Shipper data is pushed through the functions below, in sequence. Most functions take as input a pandas.DataFrame (each row representing a shipment record) and return the same pandas.DataFrame with additional columns.

leaf_engine.read_dataset()
Reads shipper data as specified in run parameters with one the following functions (depending on file type):
leaf_engine.map_pipeline()
Maps shipper data to Leaf internal schema using the mapping file specified in run parameters. Mapping files include custom code for (and push data through) the following functions:
- _map_shipment_id
- _map_shipment_id
- _map_period
- _map_origin_details
- _map_destination_details
- _map_equipment_type
- _map_equipment_class
- _map_mode
- _map_hazardous
- _map_protection
- _map_weight
- _map_stops
- _map_shipments
- _map_scac
- _map_move_type
- _map_load_type
- _map_exclude_shipment
- _map_company_miles
- _map_company_transit_time
- _map_carrier_name
- _map_carrier_type
- _map_delayed
- _map_spends
- _drop_duplicates
- leaf_engine.etl.map._normalize_address_details() - Address normalization is applied as a last step in the map pipeline and is not custom to shipper.
leaf_engine.concat_pipeline()

Concatenates mapped datasets (if multiple datasets are used) and applies post-concatenation deduplication logic.
leaf_engine.filter_pipeline()
Filters data using run parameters:
leaf_engine.etl.validate.validate_pipeline()

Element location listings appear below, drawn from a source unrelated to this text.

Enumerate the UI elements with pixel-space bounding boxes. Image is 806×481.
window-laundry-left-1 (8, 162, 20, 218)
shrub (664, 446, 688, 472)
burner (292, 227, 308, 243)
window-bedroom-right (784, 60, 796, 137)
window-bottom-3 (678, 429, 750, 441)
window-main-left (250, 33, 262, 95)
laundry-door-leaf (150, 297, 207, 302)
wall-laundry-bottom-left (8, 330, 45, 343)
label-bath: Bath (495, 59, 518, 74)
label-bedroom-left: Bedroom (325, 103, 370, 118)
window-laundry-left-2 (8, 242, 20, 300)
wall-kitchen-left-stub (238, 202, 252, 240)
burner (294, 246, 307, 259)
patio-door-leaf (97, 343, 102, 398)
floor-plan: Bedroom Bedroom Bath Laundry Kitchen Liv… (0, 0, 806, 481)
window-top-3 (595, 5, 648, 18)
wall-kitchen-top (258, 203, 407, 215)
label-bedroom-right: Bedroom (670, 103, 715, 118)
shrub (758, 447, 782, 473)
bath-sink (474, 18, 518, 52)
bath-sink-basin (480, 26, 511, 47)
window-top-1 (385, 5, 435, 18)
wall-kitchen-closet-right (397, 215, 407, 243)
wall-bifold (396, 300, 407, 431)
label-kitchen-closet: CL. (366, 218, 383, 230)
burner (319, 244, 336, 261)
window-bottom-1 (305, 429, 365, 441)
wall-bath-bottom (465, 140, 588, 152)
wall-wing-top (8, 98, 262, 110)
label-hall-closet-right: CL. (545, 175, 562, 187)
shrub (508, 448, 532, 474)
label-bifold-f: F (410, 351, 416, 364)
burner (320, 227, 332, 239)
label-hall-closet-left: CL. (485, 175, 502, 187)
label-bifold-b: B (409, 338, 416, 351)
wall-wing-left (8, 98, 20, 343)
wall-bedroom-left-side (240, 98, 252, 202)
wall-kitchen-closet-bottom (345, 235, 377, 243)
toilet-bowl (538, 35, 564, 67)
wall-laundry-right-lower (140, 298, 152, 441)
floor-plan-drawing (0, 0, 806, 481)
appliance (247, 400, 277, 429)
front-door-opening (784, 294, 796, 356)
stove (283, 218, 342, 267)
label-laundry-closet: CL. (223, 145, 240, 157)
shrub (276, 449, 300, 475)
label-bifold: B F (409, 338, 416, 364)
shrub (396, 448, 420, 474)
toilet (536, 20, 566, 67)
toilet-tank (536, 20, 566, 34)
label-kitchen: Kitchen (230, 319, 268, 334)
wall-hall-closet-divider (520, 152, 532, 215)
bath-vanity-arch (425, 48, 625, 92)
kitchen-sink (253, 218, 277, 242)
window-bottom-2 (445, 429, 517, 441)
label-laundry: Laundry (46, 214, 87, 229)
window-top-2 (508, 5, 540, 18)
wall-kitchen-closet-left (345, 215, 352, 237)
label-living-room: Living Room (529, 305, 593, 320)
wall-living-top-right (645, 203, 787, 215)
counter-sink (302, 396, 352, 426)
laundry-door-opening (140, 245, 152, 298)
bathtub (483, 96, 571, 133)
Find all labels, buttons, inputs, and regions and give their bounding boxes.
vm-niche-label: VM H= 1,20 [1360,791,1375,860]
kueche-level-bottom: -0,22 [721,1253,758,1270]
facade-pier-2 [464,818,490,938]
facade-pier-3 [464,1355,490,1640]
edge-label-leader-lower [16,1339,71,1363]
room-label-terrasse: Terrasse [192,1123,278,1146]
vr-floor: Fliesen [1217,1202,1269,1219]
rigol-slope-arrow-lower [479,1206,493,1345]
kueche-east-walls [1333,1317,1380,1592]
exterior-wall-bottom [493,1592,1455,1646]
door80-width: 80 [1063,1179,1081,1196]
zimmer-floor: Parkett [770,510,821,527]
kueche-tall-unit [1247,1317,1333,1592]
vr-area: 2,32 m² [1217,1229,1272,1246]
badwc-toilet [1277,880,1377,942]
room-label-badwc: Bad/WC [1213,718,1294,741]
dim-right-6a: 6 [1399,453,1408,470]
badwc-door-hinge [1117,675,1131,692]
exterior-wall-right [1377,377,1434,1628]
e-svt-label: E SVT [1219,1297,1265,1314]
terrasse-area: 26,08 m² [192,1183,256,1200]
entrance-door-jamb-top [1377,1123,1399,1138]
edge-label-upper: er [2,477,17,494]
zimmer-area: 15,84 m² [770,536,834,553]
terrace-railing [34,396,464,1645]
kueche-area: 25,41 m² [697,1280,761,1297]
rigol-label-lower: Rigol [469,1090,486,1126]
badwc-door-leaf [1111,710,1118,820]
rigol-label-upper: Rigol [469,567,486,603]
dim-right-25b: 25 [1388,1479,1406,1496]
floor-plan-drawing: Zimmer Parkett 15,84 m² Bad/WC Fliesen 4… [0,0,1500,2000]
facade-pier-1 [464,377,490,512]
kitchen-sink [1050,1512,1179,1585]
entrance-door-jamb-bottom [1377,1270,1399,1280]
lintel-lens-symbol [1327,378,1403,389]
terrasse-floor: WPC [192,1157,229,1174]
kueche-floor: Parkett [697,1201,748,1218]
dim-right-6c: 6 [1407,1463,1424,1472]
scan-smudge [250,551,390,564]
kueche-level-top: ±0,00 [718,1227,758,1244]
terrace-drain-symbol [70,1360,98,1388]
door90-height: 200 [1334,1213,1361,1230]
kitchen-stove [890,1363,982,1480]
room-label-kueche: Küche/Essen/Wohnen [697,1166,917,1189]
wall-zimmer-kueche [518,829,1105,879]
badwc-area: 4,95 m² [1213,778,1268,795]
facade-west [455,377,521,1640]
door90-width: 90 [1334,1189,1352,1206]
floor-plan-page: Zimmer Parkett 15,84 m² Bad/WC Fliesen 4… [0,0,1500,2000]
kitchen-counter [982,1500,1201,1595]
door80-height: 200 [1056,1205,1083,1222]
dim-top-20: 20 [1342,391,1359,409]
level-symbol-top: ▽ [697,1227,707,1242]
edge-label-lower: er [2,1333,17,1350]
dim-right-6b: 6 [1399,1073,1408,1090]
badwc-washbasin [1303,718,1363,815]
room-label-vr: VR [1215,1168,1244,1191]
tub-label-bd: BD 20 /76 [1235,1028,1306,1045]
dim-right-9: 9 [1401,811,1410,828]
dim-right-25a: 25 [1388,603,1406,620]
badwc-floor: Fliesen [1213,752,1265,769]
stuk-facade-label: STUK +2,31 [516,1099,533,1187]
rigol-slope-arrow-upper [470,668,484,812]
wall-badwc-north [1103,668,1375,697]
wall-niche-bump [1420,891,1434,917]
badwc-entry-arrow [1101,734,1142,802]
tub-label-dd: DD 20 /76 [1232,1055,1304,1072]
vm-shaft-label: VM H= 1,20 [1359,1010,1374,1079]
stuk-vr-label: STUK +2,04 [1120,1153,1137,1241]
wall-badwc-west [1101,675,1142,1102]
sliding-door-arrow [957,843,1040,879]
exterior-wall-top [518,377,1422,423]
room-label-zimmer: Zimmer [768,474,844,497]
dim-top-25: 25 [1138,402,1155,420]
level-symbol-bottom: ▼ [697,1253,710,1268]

Applies pandera validation. See leaf_engine.domain.columns for column-specific checks.
leaf_engine.geocode_pipeline()

Geocodes origin and destination details (city, country, state, zip). See leaf_engine.etl.geocode.geocode._geocode_location() for details.
leaf_engine.pcmiler_pipeline()

Makes PCMiler calls to determine distance (in miles and hours) and path geometry between origin and destination.
leaf_engine.fuel_pipeline()

Calculates fuel-specific columns: leaf_engine.domain.columns.LeafSpendColumn.
leaf_engine.flag_pipeline()

Flags anomalous weight and spend rows.
leaf_engine.cluster_pipeline()

Applies clustering logic. See leaf_engine.etl.cluster.dbscan_kmeans.DBSCAN_KMeans for algorithm, leaf_engine.etl.cluster.cluster_schema for cluster schema.
leaf_engine.uuid_pipeline()

Sets UUIDs for point locations, point-to-point (PTP) lanes, power lanes, and shipments.
leaf_engine.etl.output.output_pipeline()

Reorders columns and logs summary stats about data. The output of this pipeline is written to shipments.csv either locally or on S3 (via Prefect).
leaf_engine.etl.load.load_pipeline()

Applies transformations from leaf_engine.etl.transform on shipment data and makes Analytics Service API calls through leaf_engine.io.api.caller.LeafAPICaller to load shipment data into the Analytics DB.